The core of the problem comes about because the US has a political tradition that presumes a moral superiority of national design and purpose. Such a presumption has to be examined at the same time as any important event, including mass terrorism. What is really in question is the status of this moral presumption. It is precisely this moral arrogance that so enrages other peoples as they suffer the material consequences of our policies around the world---exactly at the moment when we are lecturing them on how right we are to make them suffer. So understanding and explicating the full parameters of this blowback becomes part of an intellectual center to almost all our political discourse.

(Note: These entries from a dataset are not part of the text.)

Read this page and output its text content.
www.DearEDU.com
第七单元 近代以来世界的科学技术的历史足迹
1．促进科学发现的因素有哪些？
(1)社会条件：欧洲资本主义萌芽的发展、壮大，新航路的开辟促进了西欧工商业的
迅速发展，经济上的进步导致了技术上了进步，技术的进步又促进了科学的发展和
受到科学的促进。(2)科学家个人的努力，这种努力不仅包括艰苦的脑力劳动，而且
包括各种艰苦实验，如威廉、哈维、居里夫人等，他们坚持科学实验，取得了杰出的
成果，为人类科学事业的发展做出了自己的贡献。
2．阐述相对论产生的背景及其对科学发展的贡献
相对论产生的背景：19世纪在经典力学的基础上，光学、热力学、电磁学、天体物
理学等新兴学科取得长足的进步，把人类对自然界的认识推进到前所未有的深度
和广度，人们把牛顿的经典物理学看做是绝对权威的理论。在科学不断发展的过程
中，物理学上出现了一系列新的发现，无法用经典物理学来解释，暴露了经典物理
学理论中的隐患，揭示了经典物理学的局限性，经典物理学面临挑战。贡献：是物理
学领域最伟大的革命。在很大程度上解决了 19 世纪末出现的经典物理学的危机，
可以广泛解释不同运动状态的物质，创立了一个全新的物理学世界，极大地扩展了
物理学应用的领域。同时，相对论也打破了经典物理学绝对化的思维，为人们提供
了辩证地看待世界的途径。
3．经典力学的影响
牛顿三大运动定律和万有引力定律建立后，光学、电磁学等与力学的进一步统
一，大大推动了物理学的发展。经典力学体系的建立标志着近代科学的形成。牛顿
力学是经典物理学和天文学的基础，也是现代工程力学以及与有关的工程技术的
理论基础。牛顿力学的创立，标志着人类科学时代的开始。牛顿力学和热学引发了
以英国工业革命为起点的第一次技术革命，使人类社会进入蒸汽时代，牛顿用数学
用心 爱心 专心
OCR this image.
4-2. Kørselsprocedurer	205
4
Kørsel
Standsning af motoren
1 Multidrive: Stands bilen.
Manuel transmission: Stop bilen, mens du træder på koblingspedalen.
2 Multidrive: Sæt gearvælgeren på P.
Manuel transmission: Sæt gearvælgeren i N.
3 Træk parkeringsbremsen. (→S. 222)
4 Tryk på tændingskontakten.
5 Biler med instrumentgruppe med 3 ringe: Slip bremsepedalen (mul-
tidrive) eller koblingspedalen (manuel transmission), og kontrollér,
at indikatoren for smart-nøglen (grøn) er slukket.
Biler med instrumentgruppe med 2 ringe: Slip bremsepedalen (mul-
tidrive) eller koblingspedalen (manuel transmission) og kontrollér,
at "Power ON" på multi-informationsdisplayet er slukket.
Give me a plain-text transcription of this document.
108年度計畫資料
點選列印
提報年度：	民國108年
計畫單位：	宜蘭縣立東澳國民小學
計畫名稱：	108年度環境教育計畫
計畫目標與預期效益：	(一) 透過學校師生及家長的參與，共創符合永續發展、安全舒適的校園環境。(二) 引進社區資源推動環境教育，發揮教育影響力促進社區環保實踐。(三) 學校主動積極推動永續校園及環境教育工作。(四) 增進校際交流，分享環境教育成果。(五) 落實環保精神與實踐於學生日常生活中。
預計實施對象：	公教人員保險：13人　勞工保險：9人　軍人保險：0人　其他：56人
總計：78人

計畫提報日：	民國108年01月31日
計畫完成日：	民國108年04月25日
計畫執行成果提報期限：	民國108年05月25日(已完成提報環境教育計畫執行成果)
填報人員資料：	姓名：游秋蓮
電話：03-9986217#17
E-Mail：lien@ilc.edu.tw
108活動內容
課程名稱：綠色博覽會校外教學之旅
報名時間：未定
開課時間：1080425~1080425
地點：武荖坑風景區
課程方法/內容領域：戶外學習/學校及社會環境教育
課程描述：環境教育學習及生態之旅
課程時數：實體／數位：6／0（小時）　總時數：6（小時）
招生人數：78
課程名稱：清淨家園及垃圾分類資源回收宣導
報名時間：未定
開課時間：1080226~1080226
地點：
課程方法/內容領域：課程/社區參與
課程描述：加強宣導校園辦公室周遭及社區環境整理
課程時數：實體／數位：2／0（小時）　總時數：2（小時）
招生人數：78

We have systematically oppressed, exploited, manipulated, and controled the fates of billions of people through our foriegn and military policies and most especially through our economic development policies for an entire century.
It has not been just and it is not right that our economic system has been seeking out the cheapest labor and most easily exploited resources. We began by performing these atrocities on ourselves in all the down trodden and poverty ridden centers of our own country from the city slums of the East at their very inception creating them in the process---to the most remote rural areas of the South and West, likewise creating them in the process. We have used the market conditions of our own and other peoples to take advantage of the poverty and limited development we found there for our own economic benefit. It is not just, and it is not right that we have threatened, gone to war, oppressed, and manipulated groups and classes of our own people as well as other people's cultures and political systems for the sake of extending our political power and our military security. These two systems which comprise the political economy have always work together, and violate the very moral principles we have presumed to be ours, by right and by history. In short we have done much evil in the world based on our own moral presumption and their suitably duplicitious codification as law which in turn we have given to ourselves and called our own higher purposes.
Does any of that justify or excuse the destruction of WTC and all the people who died? No, of course not. And yet all that must have been much the same sort of reasoning and justification of those who performed that destruction and slaughter. We have to acknowledge that in some sense, terrorism is also a mirror.
It is not emotionally callous or a moral failing to seek to understand the nature of human actions and reactions and especially their profound contradictions, since the point of these examinations is to understand the human condition and improve it.